Preheat oven to 350°F. Grease a 9x13 pan very well, set aside.
In a large bowl, whisk together cake mix and pudding mix. Add sour cream, milk, oil and eggs and beat until smooth.
Pour into prepared pan and bake for 23-25 minutes or until a toothpick inserted into the center comes out clean.
For the blueberry syrup
In a medium saucepan, add blueberries, sugar and lemon juice. Simmer on medium-low heat for 5 minutes or until the natural juices start flowing. Mash them down a bit so more of the juice comes out. Turn stove to low heat and simmer another 5 minutes. Mash one more time then strain through a fine mesh strainer over a bowl to remove all blueberry pieces, you only want the syrup. Allow to cool a bit until the cake is done baking.
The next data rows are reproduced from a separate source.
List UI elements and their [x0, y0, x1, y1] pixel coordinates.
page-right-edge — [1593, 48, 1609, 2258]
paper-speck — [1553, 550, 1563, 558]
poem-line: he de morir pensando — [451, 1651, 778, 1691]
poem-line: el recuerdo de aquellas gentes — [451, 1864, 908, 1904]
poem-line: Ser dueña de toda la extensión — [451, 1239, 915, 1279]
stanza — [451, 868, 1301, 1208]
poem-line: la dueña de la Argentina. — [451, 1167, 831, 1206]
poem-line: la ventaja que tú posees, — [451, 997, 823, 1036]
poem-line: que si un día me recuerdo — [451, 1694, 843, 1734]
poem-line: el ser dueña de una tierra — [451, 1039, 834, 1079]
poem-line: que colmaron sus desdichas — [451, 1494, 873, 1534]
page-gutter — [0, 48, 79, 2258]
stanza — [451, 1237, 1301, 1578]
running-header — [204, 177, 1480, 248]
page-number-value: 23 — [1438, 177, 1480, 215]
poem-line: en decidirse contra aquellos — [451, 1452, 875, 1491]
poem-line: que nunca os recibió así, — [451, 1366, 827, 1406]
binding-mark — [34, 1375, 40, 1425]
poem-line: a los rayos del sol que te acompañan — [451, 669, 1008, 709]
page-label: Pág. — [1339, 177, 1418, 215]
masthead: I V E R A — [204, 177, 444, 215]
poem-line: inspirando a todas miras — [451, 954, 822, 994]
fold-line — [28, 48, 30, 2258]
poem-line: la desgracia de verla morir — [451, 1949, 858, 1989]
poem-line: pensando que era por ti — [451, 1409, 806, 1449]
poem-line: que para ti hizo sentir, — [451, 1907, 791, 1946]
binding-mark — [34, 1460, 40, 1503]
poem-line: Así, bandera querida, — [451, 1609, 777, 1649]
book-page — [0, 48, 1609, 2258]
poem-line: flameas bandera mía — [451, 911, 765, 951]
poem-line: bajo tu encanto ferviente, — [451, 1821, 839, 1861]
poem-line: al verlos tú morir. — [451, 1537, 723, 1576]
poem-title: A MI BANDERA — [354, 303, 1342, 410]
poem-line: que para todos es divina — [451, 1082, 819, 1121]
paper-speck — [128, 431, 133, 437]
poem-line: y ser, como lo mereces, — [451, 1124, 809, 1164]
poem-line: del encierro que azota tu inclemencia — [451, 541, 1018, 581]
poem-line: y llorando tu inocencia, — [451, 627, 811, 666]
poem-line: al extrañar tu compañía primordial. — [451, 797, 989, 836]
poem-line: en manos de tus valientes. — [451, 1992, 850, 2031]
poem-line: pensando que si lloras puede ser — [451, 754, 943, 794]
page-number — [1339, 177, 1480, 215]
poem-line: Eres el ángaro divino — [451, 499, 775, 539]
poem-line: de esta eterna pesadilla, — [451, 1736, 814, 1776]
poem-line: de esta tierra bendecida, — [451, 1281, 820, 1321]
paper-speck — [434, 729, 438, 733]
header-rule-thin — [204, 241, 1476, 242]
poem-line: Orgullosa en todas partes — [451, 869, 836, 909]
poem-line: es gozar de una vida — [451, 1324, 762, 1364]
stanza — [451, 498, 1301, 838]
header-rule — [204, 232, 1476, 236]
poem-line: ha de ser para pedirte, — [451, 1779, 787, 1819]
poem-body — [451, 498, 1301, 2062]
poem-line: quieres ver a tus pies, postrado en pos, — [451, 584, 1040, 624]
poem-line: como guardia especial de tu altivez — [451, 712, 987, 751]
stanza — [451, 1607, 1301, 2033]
Once cake is done, allow it to cool until warm then poke holes across the entire surface of the cake. Pour blueberry syrup into all of the holes making sure to fill each hole - it will not fill all the way to the top of each hole. Place cake in the refrigerator and chill until cold, about 1 hour.
For the frosting
Beat whipped topping, powdered sugar and lemon juice until smooth. The frosting will be quite thin. Smooth over the cooled cake and place back in the refrigerator to firm up for 3 hours.
Notes
Storage Instructions:Lemon Blueberry Poke Cake will stay fresh for up to 5 days stored in an airtight container in the refrigerator.